Beyond Conventional Classroom Learning: Linking Emotions and Self-Efficacy to Academic Achievement and Satisfaction with Online Learning during the COVID-19 Pandemic

Chooi-Seong Lai

Department of Social Science, Tunku Abdul Rahman University College, Malaysia.

Kah-Mun Au

Tunku Abdul Rahman University College, Malaysia.

Chee-Seong Low

Department of Social Science, Tunku Abdul Rahman University College, Malaysia.


Keywords: Mental well-being, Distress, Anxiety, Academic achievement, Self-efficacy in online learning, Satisfaction with online learning.


This study examined the impact of online learning on students’ mental well-being, distress, anxiety, academic achievement and satisfaction with online learning. A total of 915 undergraduates in Malaysia and Indonesia responded to the Google Classroom Evaluation survey. Results indicated that students’ mental well-being was negatively impacted by financial difficulties, concern that their physical health may suffer due to exposure to Covid-19, and a lack of motivation for online learning. Analysis of emotional factors revealed distress and feelings of nervousness when classes were conducted online.
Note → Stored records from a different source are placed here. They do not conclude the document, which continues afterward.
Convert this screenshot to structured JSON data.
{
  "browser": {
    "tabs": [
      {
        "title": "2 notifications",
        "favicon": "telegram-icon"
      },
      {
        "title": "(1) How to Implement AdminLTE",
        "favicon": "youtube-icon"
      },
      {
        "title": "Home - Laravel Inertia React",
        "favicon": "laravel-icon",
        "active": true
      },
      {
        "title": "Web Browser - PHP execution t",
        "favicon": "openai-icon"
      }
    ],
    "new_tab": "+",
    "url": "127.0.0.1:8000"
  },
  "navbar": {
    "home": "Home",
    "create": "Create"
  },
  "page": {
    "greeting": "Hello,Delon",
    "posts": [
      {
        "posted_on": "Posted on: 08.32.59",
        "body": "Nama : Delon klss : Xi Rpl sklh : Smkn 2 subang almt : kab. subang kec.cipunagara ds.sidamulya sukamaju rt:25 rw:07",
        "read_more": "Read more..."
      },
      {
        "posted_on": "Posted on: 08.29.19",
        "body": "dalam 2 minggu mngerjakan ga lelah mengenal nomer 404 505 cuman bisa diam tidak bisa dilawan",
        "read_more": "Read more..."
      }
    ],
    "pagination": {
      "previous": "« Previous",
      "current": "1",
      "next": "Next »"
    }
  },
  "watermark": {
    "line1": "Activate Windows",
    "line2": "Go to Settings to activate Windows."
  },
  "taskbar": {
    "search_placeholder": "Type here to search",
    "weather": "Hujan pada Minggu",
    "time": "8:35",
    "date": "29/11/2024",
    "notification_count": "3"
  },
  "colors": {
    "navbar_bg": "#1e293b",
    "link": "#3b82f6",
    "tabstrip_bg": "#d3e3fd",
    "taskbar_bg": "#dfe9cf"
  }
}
Overall, participants were satisfied with the online learning experience, as was evident from the academic achievement in courses conducted with above average CGPA. Multiple regression analysis indicated that distress, anxiety and self-efficacy in online learning were significant predictors of satisfaction with online learning, with self-efficacy in online learning making the largest contribution. However, academic achievement was not a significant predictor of satisfaction with online learning. It is recommended that higher learning institutions provide counselling, behavioral adaptations and study techniques to support students in managing their distress and anxiety surrounding online learning, which is anticipated to continue throughout 2021 due to the increase in virus cases.